Keempat, insentif pembiayaan untuk pengalihan ke energi terbarukan serta pemberdayaan dan peningkatan akses UMKM dan koperasi agar mendukung transisi energi berkeadilan. Berdasarkan hasil evaluasi Koalisi Masyarakat Sipil untuk Transisi Energi Berkeadilan, rekomendasi ini belum tercapai meskipun terdapat indikasi ada kemajuan menuju perubahan.

"Sudah ada langkah-langkah positif namun masih perlu dukungan dari sisi kebijakan dan peraturan pemerintah," jelasnya.

Insentif pembiayaan untuk mendukung transisi energi berkeadilan melalui pengalihan ke energi terbarukan dan pemberdayaan UMKM dan koperasi, belum menunjukkan kemajuan signifikan dalam 100 hari terakhir, meski Kamar Dagang dan Industri (Kadin) Indonesia telah menyatakan komitmennya mendukung UMKM dan koperasi dalam pelaksanaan transisi energi.

Namun begitu, langkah positif terlihat dengan pembentukan posisi baru sekaligus pelantikan Direktur Tata Kelola Nilai Ekonomi Karbon di Kementerian Lingkungan Hidup/Badan Pengendalian Lingkungan Hidup.
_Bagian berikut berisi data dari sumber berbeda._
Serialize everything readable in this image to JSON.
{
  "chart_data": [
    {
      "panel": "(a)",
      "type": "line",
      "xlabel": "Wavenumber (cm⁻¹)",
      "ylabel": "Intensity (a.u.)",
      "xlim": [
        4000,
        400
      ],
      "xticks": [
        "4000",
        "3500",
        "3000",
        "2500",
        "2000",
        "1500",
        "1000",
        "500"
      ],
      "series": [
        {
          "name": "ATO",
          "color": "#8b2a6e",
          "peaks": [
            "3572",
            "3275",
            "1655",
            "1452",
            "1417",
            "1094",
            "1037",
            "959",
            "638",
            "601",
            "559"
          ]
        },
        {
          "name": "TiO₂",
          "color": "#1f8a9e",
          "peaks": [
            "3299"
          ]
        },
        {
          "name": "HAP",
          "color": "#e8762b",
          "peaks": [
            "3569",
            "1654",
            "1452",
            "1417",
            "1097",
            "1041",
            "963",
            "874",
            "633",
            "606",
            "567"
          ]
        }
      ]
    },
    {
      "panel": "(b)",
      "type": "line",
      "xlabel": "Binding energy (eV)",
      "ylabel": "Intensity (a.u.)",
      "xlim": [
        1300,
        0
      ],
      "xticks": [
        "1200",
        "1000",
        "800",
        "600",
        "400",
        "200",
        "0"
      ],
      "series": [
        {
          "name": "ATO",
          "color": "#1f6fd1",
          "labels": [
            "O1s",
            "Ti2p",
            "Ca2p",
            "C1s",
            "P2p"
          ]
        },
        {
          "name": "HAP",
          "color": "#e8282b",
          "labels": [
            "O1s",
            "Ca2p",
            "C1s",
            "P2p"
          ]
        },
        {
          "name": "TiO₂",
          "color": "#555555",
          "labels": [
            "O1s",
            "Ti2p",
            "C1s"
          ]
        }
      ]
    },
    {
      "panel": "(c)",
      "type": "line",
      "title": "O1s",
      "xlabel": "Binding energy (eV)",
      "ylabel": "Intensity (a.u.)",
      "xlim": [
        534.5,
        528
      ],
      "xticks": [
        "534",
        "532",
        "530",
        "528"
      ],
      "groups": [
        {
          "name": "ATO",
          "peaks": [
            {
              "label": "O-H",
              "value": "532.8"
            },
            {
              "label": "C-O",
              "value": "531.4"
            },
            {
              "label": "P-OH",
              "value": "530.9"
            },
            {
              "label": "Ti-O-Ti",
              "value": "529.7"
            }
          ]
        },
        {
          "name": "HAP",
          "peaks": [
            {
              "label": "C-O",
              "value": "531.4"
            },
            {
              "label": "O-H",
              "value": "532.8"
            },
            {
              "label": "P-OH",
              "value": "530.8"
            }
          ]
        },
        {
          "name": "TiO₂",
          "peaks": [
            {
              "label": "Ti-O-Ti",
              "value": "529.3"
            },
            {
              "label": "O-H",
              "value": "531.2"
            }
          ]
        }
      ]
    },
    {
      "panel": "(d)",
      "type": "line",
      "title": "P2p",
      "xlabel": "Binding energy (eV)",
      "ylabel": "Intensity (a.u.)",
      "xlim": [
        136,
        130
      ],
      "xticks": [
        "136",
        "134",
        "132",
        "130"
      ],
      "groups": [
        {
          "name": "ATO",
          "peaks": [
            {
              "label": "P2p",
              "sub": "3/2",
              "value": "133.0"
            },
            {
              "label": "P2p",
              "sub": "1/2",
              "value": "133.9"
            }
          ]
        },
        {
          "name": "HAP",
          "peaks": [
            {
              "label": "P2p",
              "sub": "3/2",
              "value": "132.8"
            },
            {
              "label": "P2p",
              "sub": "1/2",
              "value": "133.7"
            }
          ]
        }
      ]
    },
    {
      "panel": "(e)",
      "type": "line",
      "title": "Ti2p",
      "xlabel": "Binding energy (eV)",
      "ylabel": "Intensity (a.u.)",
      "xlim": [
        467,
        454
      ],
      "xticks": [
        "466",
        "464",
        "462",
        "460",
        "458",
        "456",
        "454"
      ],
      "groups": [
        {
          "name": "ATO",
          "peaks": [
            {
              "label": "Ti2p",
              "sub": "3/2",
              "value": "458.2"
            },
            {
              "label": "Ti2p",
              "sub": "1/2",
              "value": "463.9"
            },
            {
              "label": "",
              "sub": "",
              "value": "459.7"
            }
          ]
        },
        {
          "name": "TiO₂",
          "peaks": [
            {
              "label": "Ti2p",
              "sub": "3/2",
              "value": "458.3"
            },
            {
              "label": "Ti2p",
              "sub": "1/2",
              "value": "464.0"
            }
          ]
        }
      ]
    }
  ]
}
Pelantikan pejabat baru di lingkungan kementerian ini menunjukkan keseriusan pemerintahan Prabowo untuk mengatasi kebuntuan operasionalisasi nilai ekonomi karbon (NEK).

Pada sisi lain, kriteria Taksonomi Hijau dari OJK yang belum ketat menimbulkan kekhawatiran akan risiko greenwashing, terutama di tengah sorotan organisasi masyarakat sipil. Selain itu, mekanisme insentif NEK yang masih belum transparan dan tanpa kejelasan setelah implementasinya dimundurkan dari rencana awal pada 2022.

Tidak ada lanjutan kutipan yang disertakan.